There was a study published in Neuron, September 28th which used "mathematical modeling of decision-making" to get a clear insight into the minds affected by OCD. Matilde Vaghi reveals that OCD is a "core feature rather than a consequence of obsessions or result of inaccurate beliefs". The research Vaghi had preformed is apart of a new field of computational psychiatry. The tendency to repeat an action may be due to an impairment on how some individuals view their environment, as well as there being a lack of confidence, despite their being accurate.

Vaghi and Fabrice Luyckx at the University of Cambridge, as well as neuroeconomist and senior author Benedetto De Martino at University of College London conducted an experiment where they selected 24 people with OCD and 25 people without the disorder where they had to play a video game in which they had to move a target around a circle to catch colored dots emitted from the center of the circle. They then had to rate how confident they were in where they moved the bucket to catch the coin. The OCD individuals were consistent in where they placed the bucket, as they would tend to place it were the previous coin had landed. The healthy participants, on the other hand "closely mirrored the predictions of a mathematical model of learning whereas the actions of people with OCD deviated substantially from these predictions."

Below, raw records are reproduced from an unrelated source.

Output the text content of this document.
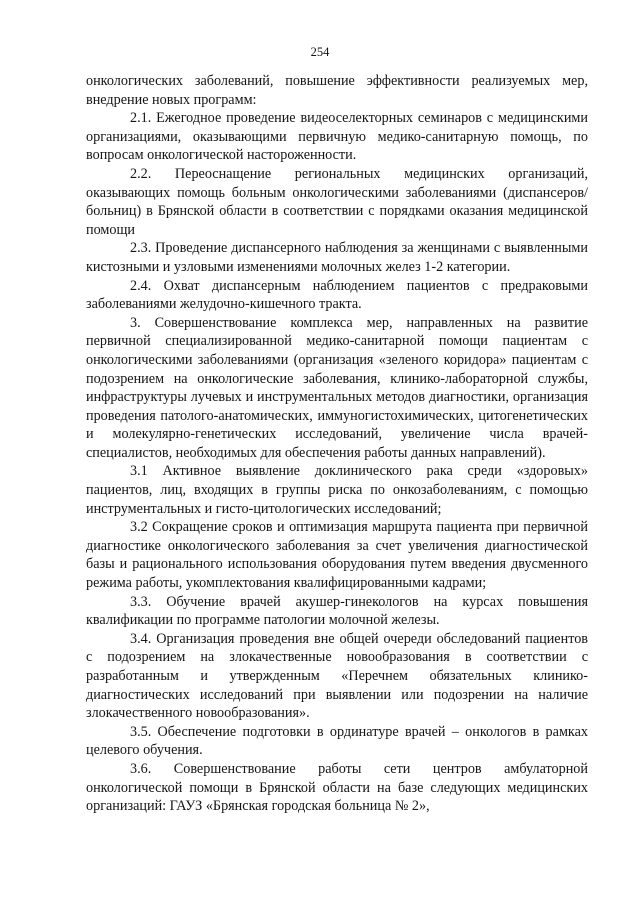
254

онкологических заболеваний, повышение эффективности реализуемых мер, внедрение новых программ:

2.1. Ежегодное проведение видеоселекторных семинаров с медицинскими организациями, оказывающими первичную медико-санитарную помощь, по вопросам онкологической настороженности.

2.2. Переоснащение региональных медицинских организаций, оказывающих помощь больным онкологическими заболеваниями (диспансеров/больниц) в Брянской области в соответствии с порядками оказания медицинской помощи

2.3. Проведение диспансерного наблюдения за женщинами с выявленными кистозными и узловыми изменениями молочных желез 1-2 категории.

2.4. Охват диспансерным наблюдением пациентов с предраковыми заболеваниями желудочно-кишечного тракта.

3. Совершенствование комплекса мер, направленных на развитие первичной специализированной медико-санитарной помощи пациентам с онкологическими заболеваниями (организация «зеленого коридора» пациентам с подозрением на онкологические заболевания, клинико-лабораторной службы, инфраструктуры лучевых и инструментальных методов диагностики, организация проведения патолого-анатомических, иммуногистохимических, цитогенетических и молекулярно-генетических исследований, увеличение числа врачей-специалистов, необходимых для обеспечения работы данных направлений).

3.1 Активное выявление доклинического рака среди «здоровых» пациентов, лиц, входящих в группы риска по онкозаболеваниям, с помощью инструментальных и гисто-цитологических исследований;

3.2 Сокращение сроков и оптимизация маршрута пациента при первичной диагностике онкологического заболевания за счет увеличения диагностической базы и рационального использования оборудования путем введения двусменного режима работы, укомплектования квалифицированными кадрами;

3.3. Обучение врачей акушер-гинекологов на курсах повышения квалификации по программе патологии молочной железы.

3.4. Организация проведения вне общей очереди обследований пациентов с подозрением на злокачественные новообразования в соответствии с разработанным и утвержденным «Перечнем обязательных клинико-диагностических исследований при выявлении или подозрении на наличие злокачественного новообразования».

3.5. Обеспечение подготовки в ординатуре врачей – онкологов в рамках целевого обучения.

3.6. Совершенствование работы сети центров амбулаторной онкологической помощи в Брянской области на базе следующих медицинских организаций: ГАУЗ «Брянская городская больница № 2»,
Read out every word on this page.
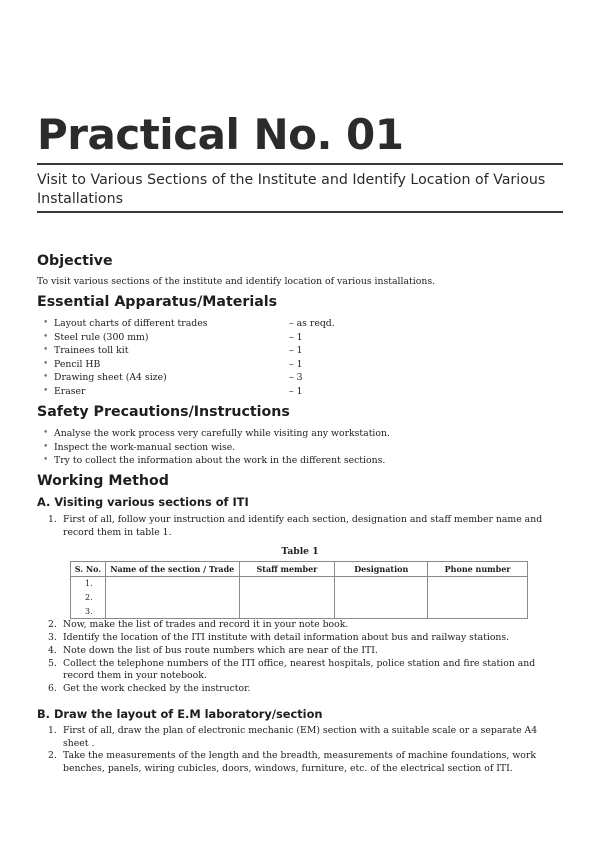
Practical No. 01
Visit to Various Sections of the Institute and Identify Location of Various Installations
Objective

To visit various sections of the institute and identify location of various installations.

Essential Apparatus/Materials
• Layout charts of different trades	– as reqd.
• Steel rule (300 mm)	– 1
• Trainees toll kit	– 1
• Pencil HB	– 1
• Drawing sheet (A4 size)	– 3
• Eraser	– 1
Safety Precautions/Instructions
• Analyse the work process very carefully while visiting any workstation.
• Inspect the work-manual section wise.
• Try to collect the information about the work in the different sections.
Working Method
A. Visiting various sections of ITI
1. First of all, follow your instruction and identify each section, designation and staff member name and record them in table 1.
Table 1
S. No.	Name of the section / Trade	Staff member	Designation	Phone number
1.				
2.				
3.				
2. Now, make the list of trades and record it in your note book.
3. Identify the location of the ITI institute with detail information about bus and railway stations.
4. Note down the list of bus route numbers which are near of the ITI.
5. Collect the telephone numbers of the ITI office, nearest hospitals, police station and fire station and record them in your notebook.
6. Get the work checked by the instructor.
B. Draw the layout of E.M laboratory/section
1. First of all, draw the plan of electronic mechanic (EM) section with a suitable scale or a separate A4 sheet .
2. Take the measurements of the length and the breadth, measurements of machine foundations, work benches, panels, wiring cubicles, doors, windows, furniture, etc. of the electrical section of ITI.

This experiment revealed that brain calculates confidence independently of action but healthy functioning depends on connecting the two. Nathaniel Daw of Princeton University states, "A number of issues in psychiatry related to compulsion have to do with a disconnect, or imbalance, between [implicit, automatic behaviors, and explicit conscious reasoning]". The study, as a whole, illustrates the potential of computational psychiatry. Furthermore, this can help with the detection and diagnosis of OCD in the future.